Levels of nucleolin have been found to be depleted in plant meristematic cells grown during paceflight, i.e. under environmental conditions of weightlessness or microgravity; this was associated with the uncoupling of cell growth and proliferation in these cells (Matia et al. 2010). At the same time, growth in microgravity results in a substantial inhibition of the auxin polar transport (Ueda et al. 1999). This strongly suggests that the role of auxin in the maintenance of the coupling of cell growth and proliferation under normal gravity conditions is lost, at least partially, as a consequence of the change in environmental gravity (Medina and Herranz 2010). Most likely, nucleolin plays a part in this alteration.


FUTURE PROSPECTS

Despite this intensive and extensive work, many points remain obscure on our understanding of the functional role of nucleolin in ribosome biogenesis and in other cellular functions, related or not to what has been considered up till now as the main role of the protein; namely its participation in the synthesis of ribosomes.
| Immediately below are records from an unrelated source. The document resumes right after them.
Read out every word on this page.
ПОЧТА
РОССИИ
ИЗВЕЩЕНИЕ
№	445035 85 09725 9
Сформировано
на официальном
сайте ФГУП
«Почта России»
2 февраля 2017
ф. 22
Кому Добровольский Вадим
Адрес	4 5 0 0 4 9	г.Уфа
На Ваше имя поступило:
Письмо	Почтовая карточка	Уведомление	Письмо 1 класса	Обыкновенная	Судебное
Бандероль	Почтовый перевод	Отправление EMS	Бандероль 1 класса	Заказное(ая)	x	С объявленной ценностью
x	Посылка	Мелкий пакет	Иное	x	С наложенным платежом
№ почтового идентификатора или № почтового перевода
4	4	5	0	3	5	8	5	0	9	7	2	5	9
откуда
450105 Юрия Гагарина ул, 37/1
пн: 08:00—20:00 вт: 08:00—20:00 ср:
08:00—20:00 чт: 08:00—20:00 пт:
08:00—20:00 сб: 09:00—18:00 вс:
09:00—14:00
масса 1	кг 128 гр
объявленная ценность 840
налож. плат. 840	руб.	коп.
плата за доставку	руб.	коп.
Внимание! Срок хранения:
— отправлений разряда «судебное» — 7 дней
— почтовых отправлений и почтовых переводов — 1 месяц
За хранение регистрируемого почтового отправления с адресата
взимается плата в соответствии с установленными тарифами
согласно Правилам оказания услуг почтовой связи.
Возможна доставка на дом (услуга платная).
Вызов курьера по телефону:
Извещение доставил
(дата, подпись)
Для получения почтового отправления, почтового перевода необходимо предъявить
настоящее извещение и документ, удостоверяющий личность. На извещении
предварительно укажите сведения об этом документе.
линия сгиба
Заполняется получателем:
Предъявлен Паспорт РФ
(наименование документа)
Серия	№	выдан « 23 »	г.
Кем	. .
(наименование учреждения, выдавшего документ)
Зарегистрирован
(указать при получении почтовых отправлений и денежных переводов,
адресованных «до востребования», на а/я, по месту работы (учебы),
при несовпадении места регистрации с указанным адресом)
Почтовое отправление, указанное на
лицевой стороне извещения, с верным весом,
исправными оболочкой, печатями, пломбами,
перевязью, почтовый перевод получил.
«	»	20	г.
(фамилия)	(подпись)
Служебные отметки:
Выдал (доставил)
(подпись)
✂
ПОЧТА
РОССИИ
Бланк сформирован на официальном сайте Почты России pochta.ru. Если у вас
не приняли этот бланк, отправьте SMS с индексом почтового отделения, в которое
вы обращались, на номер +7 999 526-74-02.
Even, the highly productive and promising method of using either mutants or siRNA to block the expression of the nucleolin gene is still at the beginning of its course. These are our next challenges in the investigation of this exciting and crucial protein.


ACKNOWLEDGEMENT

Work performed in the authors' laboratory was supported by different Grants of the Spanish "Plan Nacional de Investigacion Cientifica y Tecnologica", and particularly by the Grant No. ESP2006-13600-C02-02.